Antes de Lost, veio o final de Família Soprano. Para mim a série que ainda está insuperável na História da TV. Com texto primoroso, interpretações lendárias, trilha sonora, elenco e qualidade de produção do nível de cinema ou teatro, que não eram comuns em “televisão”, cada episódio era arrasador e perfeito. A única série que, desde então, está se aproximando do no mesmo patamar é Succession, que ainda não concluiu, portanto ainda há o desafio do adeus. Me parece será tão impactante como a família dos mafiosos de New Jersey.

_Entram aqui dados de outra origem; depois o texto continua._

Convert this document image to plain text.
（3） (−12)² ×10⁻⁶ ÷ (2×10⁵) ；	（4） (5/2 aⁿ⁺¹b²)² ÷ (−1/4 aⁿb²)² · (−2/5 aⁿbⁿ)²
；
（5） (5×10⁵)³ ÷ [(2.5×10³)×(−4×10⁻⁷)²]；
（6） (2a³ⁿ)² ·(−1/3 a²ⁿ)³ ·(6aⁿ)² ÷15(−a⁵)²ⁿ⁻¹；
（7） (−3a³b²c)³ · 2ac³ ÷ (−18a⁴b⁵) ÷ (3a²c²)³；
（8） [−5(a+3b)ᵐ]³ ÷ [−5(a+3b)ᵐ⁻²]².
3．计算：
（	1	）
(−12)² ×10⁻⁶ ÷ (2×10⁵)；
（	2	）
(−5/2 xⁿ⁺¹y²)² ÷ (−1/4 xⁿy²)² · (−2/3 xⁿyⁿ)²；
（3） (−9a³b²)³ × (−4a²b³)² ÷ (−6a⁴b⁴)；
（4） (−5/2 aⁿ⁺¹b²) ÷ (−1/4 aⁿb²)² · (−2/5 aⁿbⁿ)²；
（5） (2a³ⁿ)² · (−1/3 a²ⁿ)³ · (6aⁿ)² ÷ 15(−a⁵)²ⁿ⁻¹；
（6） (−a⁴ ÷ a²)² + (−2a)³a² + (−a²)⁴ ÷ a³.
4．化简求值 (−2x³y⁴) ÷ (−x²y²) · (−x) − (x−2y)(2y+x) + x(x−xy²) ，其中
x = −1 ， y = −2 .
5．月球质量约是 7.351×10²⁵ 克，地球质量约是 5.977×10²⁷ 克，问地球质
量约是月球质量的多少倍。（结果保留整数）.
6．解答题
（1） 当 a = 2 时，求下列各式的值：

A Família Soprano era, como Succession, livremente inspirada em pessoas reais e trouxe a máfia para o horário nobre, sem o glamour de O Poderoso Chefão. Tony Soprano, em uma atuação histórica de James Gandolfini, era cruel, complexo e ainda assim, carismático. Era capaz de bater, matar, mandar matar e ainda assim tinha a torcida da audiência. Quando chegou a hora de dar adeus, foi tão abrupto que deixou o mundo boquiaberto e até hoje tentando entender o que houve. O final “aberto” foi completamente inesperado, inovador e épico. Me lembro até hoje ter levado o susto e a sensação de rir sozinha da ousadia.

Depois de eliminar seus inimigos, Tony e sua família saem do esconderijo para comer em sua lanchonete favorita. Ainda há tensão no ar porque havia uma ordem para matar o mafioso, que imaginamos (esperamos) ter sido suspensa quando o mandante é morto, mas ainda assim há pessoas estranhas cercando os Sopranos. Então alguém que não vemos entra e Tony olhar para cima para ver quem é. A tela fica preta, quando Don’t Stop Believin’ do Jouney pára justamente na frase: don’t stop, como se tivesse sido interrompido.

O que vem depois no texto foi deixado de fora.